Dès les premiers instants, le message a surgi : « Nous n’avons pas peur. » Alors commençons par prouver que nous n’avons pas peur de l’autre. Ne nous laissons plus diviser par de prétendus prétextes idéologiques fallacieux ou les ambitions politiques des uns et des autres. En ces journées de deuil national, et pour les mois, longs et difficiles qui nous attendent, nous devons nous montrer unis et fraternels au-delà des réactions partisanes. Faire corps dans l'enceinte de la République, et porter l'image d'une France une et indivisible.

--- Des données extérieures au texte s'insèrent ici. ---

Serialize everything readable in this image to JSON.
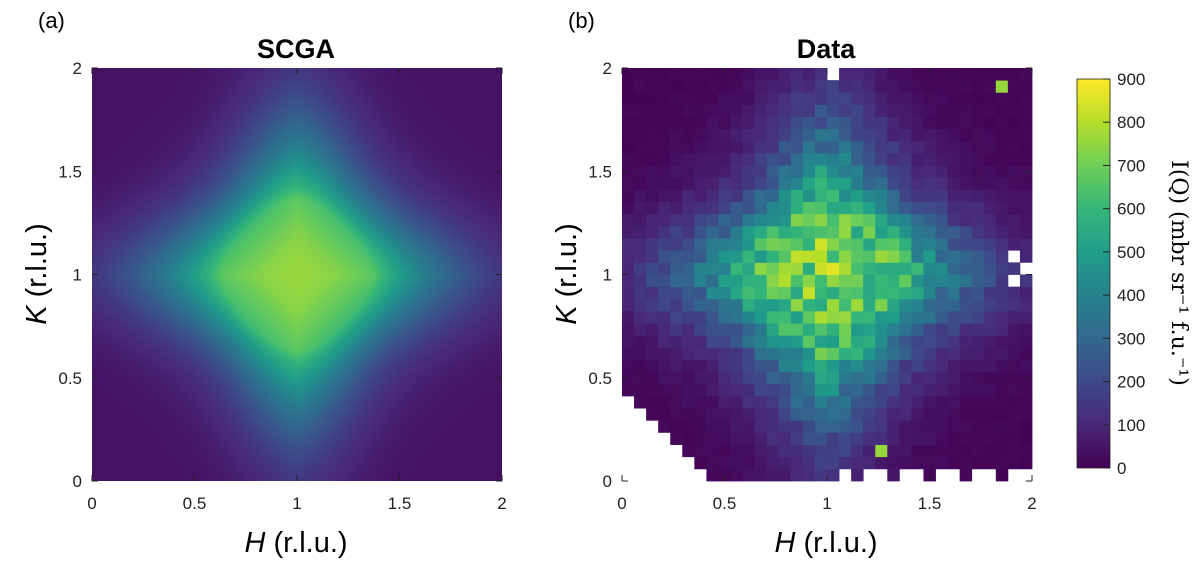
{
  "chart_data": [
    {
      "type": "heatmap",
      "panel_label": "(a)",
      "title": "SCGA",
      "xlabel_var": "H",
      "xlabel_unit": " (r.l.u.)",
      "ylabel_var": "K",
      "ylabel_unit": " (r.l.u.)",
      "xlim": [
        0,
        2
      ],
      "ylim": [
        0,
        2
      ],
      "xticks": [
        "0",
        "0.5",
        "1",
        "1.5",
        "2"
      ],
      "yticks": [
        "0",
        "0.5",
        "1",
        "1.5",
        "2"
      ],
      "xtick_values": [
        0,
        0.5,
        1,
        1.5,
        2
      ],
      "ytick_values": [
        0,
        0.5,
        1,
        1.5,
        2
      ],
      "colormap": "viridis",
      "clim": [
        0,
        900
      ],
      "pattern": "Diamond-shaped intensity maximum centred at (1,1), peak ~750, edges ~50 at corners"
    },
    {
      "type": "heatmap",
      "panel_label": "(b)",
      "title": "Data",
      "xlabel_var": "H",
      "xlabel_unit": " (r.l.u.)",
      "ylabel_var": "K",
      "ylabel_unit": " (r.l.u.)",
      "xlim": [
        0,
        2
      ],
      "ylim": [
        0,
        2
      ],
      "xticks": [
        "0",
        "0.5",
        "1",
        "1.5",
        "2"
      ],
      "yticks": [
        "0",
        "0.5",
        "1",
        "1.5",
        "2"
      ],
      "xtick_values": [
        0,
        0.5,
        1,
        1.5,
        2
      ],
      "ytick_values": [
        0,
        0.5,
        1,
        1.5,
        2
      ],
      "colormap": "viridis",
      "clim": [
        0,
        900
      ],
      "grid_bins": 34,
      "pattern": "Noisy pixelated version of the same diamond pattern; white cells are missing data in lower-left corner, bottom edge and right edge"
    }
  ],
  "colorbar": {
    "label": "I(Q) (mbr sr⁻¹ f.u.⁻¹)",
    "ticks": [
      "0",
      "100",
      "200",
      "300",
      "400",
      "500",
      "600",
      "700",
      "800",
      "900"
    ],
    "tick_values": [
      0,
      100,
      200,
      300,
      400,
      500,
      600,
      700,
      800,
      900
    ],
    "range": [
      0,
      900
    ]
  },
  "colors": {
    "viridis": [
      "#440154",
      "#482878",
      "#3e4989",
      "#31688e",
      "#26828e",
      "#1f9e89",
      "#35b779",
      "#6ece58",
      "#b5de2b",
      "#fde725"
    ]
  }
}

Notre force, la solidarité
Les pouvoirs publics ont appelés, ce matin même, à la vigilance de chacun dans les transports publics. Mais c’est partout que nous devrons, à l’avenir, être vigilant. Nous devrons reprendre l’habitude de lier connaissance avec nos voisins, "ces étrangers"; avec nos collègues, jusque là superbement ignorés alors que nous les croisons tous les jours; avec les jeunes, enfin, qui fréquentent nos quartiers, nos rues, nos résidences, et auxquels, bien souvent, nous donnons le sentiment d’être invisibles ou inexistants.
Chaque citoyen de France, en s’ouvrant à l’autre, deviendra ainsi le meilleur rempart contre l’arbitraire du terrorisme.
Ce combat pour la prévention de nouveaux attentats, ni le pouvoir politique, ni la police, ni les services spéciaux, ni même l’armée ne pourront le mener seuls. Nous sommes des dizaines de millions, exposés à une poignée d’assassins qui croient nous mettre à terre à nous inspirant la terreur, parce que nous allons boire un verre avec nos amis, parce que nous allons voir un concert de rock ou assister à un match de foot.Nous continuerons. Nos regards croisés sur le monde et les gens qui nous entourent sont notre plus belle armure : vivre ensemble, c’est empêcher les terroristes de nous diviser tout en les obligeant à sortir de leur tanière, car nous ne le leur laisserons plus aucune place.